Now that the functions are set up for testing, we can now set up the computer to work in parallel. This involves loading the required packages and detecting the number of cores we have available.

```
library(parallel)
library(MASS)
no.cores = detectCores()
no.cores
```

`## [1] 8`

So we have this many cores to work with (on my laptop, there are 8 cores). The `no.cores`

variable will be passed into the parallel computing functions. We can now use `mclapply`

to simulate this \(ARMA\) model a large amount of times, and calculate the difference from the first value and the last value as a statistic. By putting the `arma11`

function in a wrapper, we can pass it through to `mclapply`

.

```
arma_wrapper = function(x) {
y = arma11(alpha=1, beta=1, initx=x, N=1000)
return(head(y,1) - tail(y,1))
}
xvals = rep(0.5,1000)
MCLoutput = unlist(mclapply(xvals, arma_wrapper, mc.cores = no.cores))
```

So now, `MCLoutput`

is a vector, of length 1000, that contains the differences between the first and last value in a generated time series from an \(ARMA(1,1)\) model with \(\alpha=1\) and \(\beta=1\).

`head(MCLoutput)`

`## [1] -5.373153 -3.740134 -88.112201 53.205845 -4.410669 21.850910`

`mean(MCLoutput)`

`## [1] -0.2121396`

Since this process is iterated at every time step, and ran 1000 times on top of that, it will be efficient for testing the efficiency of parallel computing. We can also construct a `foreach`

loop that will carry out the same task. The `foreach`

function is supplied by the `foreach`

library. It is similar to a `for`

loop but does not depend on each previous iteration of the loop. Instead, `foreach`

runs the contents of the loop in parallel a specified number of times.

```
library(foreach)
library(doParallel)
```

`## Loading required package: iterators`

```
registerDoParallel(no.cores)
FEoutput = foreach(i=1:1000) %dopar% {
y = arma11(initx=0.5,N=1000)
head(y,1) - tail(y,1)
}
```

The `foreach`

loop that has been set up performs the same process as the `arma_wrapper`

function earlier at each iteration, it simulates an \(ARMA(1,1)\) process with \(N=1000\) time steps 1000 times.

`head(unlist(FEoutput))`

`## [1] -22.303263 -7.588862 20.798046 41.559121 14.506028 29.758766`

`mean(unlist(FEoutput))`

`## [1] -0.8435657`

Now that all of the parallel methods are set up, we can time them and compare them to not using parallel at all.

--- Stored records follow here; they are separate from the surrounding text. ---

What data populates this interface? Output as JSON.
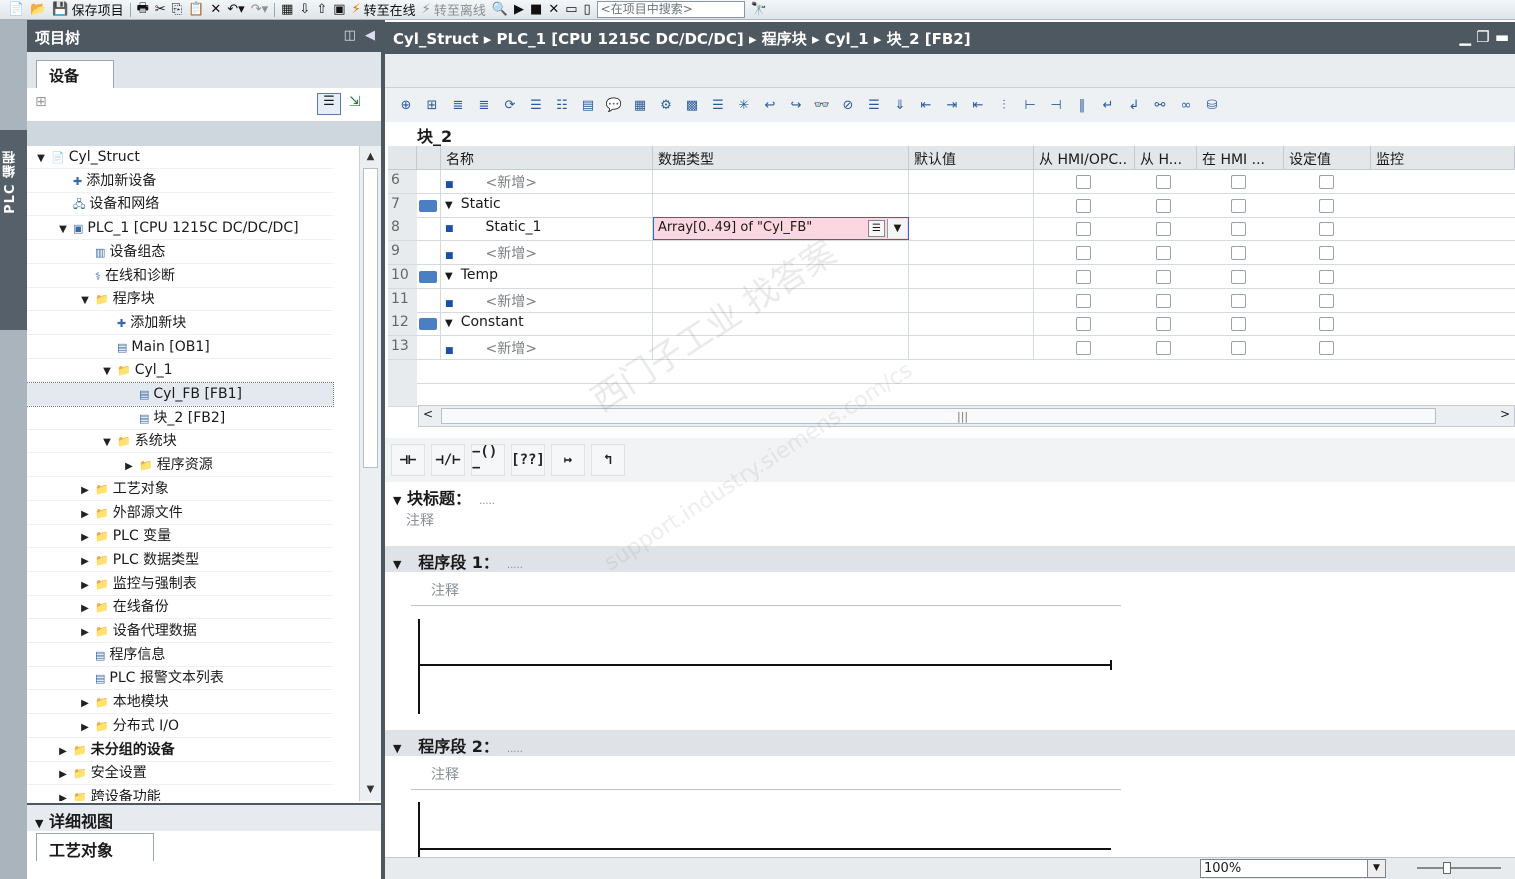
{
  "toolbar": {
    "save_project": "保存项目",
    "go_online": "转至在线",
    "go_offline": "转至离线",
    "search_placeholder": "<在项目中搜索>"
  },
  "side_strip": {
    "label": "PLC 编程"
  },
  "project_tree": {
    "title": "项目树",
    "tab_devices": "设备",
    "items": [
      {
        "label": "Cyl_Struct",
        "level": 0,
        "arrow": "down"
      },
      {
        "label": "添加新设备",
        "level": 1,
        "arrow": ""
      },
      {
        "label": "设备和网络",
        "level": 1,
        "arrow": ""
      },
      {
        "label": "PLC_1 [CPU 1215C DC/DC/DC]",
        "level": 1,
        "arrow": "down"
      },
      {
        "label": "设备组态",
        "level": 2,
        "arrow": ""
      },
      {
        "label": "在线和诊断",
        "level": 2,
        "arrow": ""
      },
      {
        "label": "程序块",
        "level": 2,
        "arrow": "down"
      },
      {
        "label": "添加新块",
        "level": 3,
        "arrow": ""
      },
      {
        "label": "Main [OB1]",
        "level": 3,
        "arrow": ""
      },
      {
        "label": "Cyl_1",
        "level": 3,
        "arrow": "down"
      },
      {
        "label": "Cyl_FB [FB1]",
        "level": 4,
        "arrow": ""
      },
      {
        "label": "块_2 [FB2]",
        "level": 4,
        "arrow": ""
      },
      {
        "label": "系统块",
        "level": 3,
        "arrow": "down"
      },
      {
        "label": "程序资源",
        "level": 4,
        "arrow": "right"
      },
      {
        "label": "工艺对象",
        "level": 2,
        "arrow": "right"
      },
      {
        "label": "外部源文件",
        "level": 2,
        "arrow": "right"
      },
      {
        "label": "PLC 变量",
        "level": 2,
        "arrow": "right"
      },
      {
        "label": "PLC 数据类型",
        "level": 2,
        "arrow": "right"
      },
      {
        "label": "监控与强制表",
        "level": 2,
        "arrow": "right"
      },
      {
        "label": "在线备份",
        "level": 2,
        "arrow": "right"
      },
      {
        "label": "设备代理数据",
        "level": 2,
        "arrow": "right"
      },
      {
        "label": "程序信息",
        "level": 2,
        "arrow": ""
      },
      {
        "label": "PLC 报警文本列表",
        "level": 2,
        "arrow": ""
      },
      {
        "label": "本地模块",
        "level": 2,
        "arrow": "right"
      },
      {
        "label": "分布式 I/O",
        "level": 2,
        "arrow": "right"
      },
      {
        "label": "未分组的设备",
        "level": 1,
        "arrow": "right",
        "bold": true
      },
      {
        "label": "安全设置",
        "level": 1,
        "arrow": "right"
      },
      {
        "label": "跨设备功能",
        "level": 1,
        "arrow": "right"
      }
    ]
  },
  "detail_view": {
    "title": "详细视图",
    "tab": "工艺对象"
  },
  "editor": {
    "breadcrumb": [
      "Cyl_Struct",
      "PLC_1 [CPU 1215C DC/DC/DC]",
      "程序块",
      "Cyl_1",
      "块_2 [FB2]"
    ],
    "block_title": "块_2",
    "columns": [
      "名称",
      "数据类型",
      "默认值",
      "从 HMI/OPC..",
      "从 H...",
      "在 HMI ...",
      "设定值",
      "监控"
    ],
    "rows": [
      {
        "num": "6",
        "name": "<新增>",
        "type": "",
        "section": false,
        "indent": true
      },
      {
        "num": "7",
        "name": "Static",
        "type": "",
        "section": true,
        "indent": false
      },
      {
        "num": "8",
        "name": "Static_1",
        "type": "Array[0..49] of \"Cyl_FB\"",
        "section": false,
        "indent": true,
        "editing": true
      },
      {
        "num": "9",
        "name": "<新增>",
        "type": "",
        "section": false,
        "indent": true
      },
      {
        "num": "10",
        "name": "Temp",
        "type": "",
        "section": true,
        "indent": false
      },
      {
        "num": "11",
        "name": "<新增>",
        "type": "",
        "section": false,
        "indent": true
      },
      {
        "num": "12",
        "name": "Constant",
        "type": "",
        "section": true,
        "indent": false
      },
      {
        "num": "13",
        "name": "<新增>",
        "type": "",
        "section": false,
        "indent": true
      }
    ],
    "block_heading": "块标题：",
    "comment": "注释",
    "network1": "程序段 1：",
    "network2": "程序段 2：",
    "zoom": "100%"
  },
  "watermark": {
    "line1": "西门子工业 找答案",
    "line2": "support.industry.siemens.com/cs"
  }
}
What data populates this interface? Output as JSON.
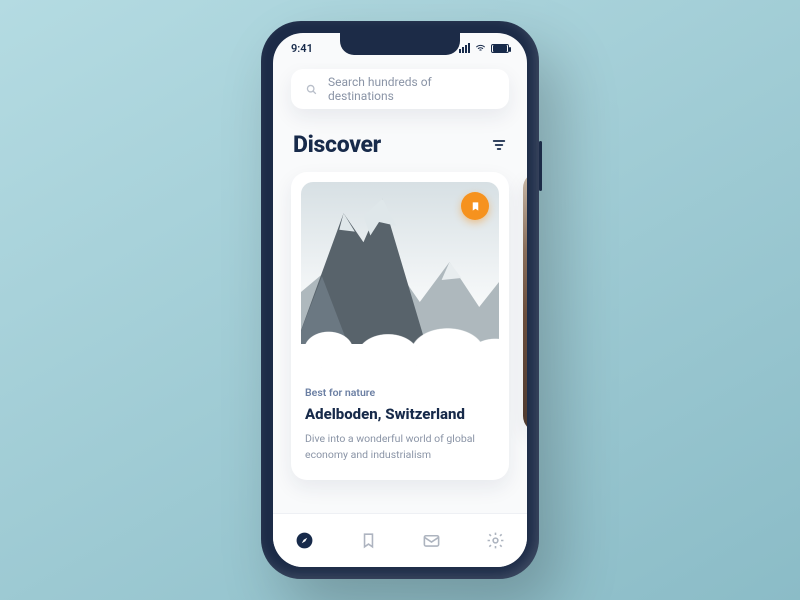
{
  "status": {
    "time": "9:41",
    "wifi_label": "wifi",
    "signal_label": "signal",
    "battery_label": "battery"
  },
  "search": {
    "placeholder": "Search hundreds of destinations",
    "icon": "search-icon"
  },
  "header": {
    "title": "Discover",
    "filter_label": "filter"
  },
  "card": {
    "bookmarked": true,
    "bookmark_icon": "bookmark-icon",
    "tag": "Best for nature",
    "title": "Adelboden, Switzerland",
    "description": "Dive into a wonderful world of global economy and industrialism"
  },
  "tabs": {
    "explore": "explore",
    "saved": "saved",
    "inbox": "inbox",
    "settings": "settings"
  },
  "colors": {
    "accent": "#f6921e",
    "text_dark": "#172a4a",
    "text_muted": "#8a94a6",
    "phone_shell": "#1c2b47"
  }
}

`system.time(mclapply(xvals, arma_wrapper, mc.cores = no.cores))`

```
## user system elapsed
## 5.749 0.835 2.056
```

```
system.time(foreach(i=1:1000) %dopar% {
y = arma11(initx=0.5,N=1000)
head(y,1) - tail(y,1)
})
```

```
## user system elapsed
## 6.023 0.882 1.847
```

```
system.time(for(i in 1:1000){
arma11(initx=0.5,N=1000)
})
```

```
## user system elapsed
## 4.795 0.007 4.802
```

This shows that the fastest method is `mclapply`

, which is different from the normal case of `apply`

being slower than a simple loop. Both methods significantly sped up computation time against the non-parallel version.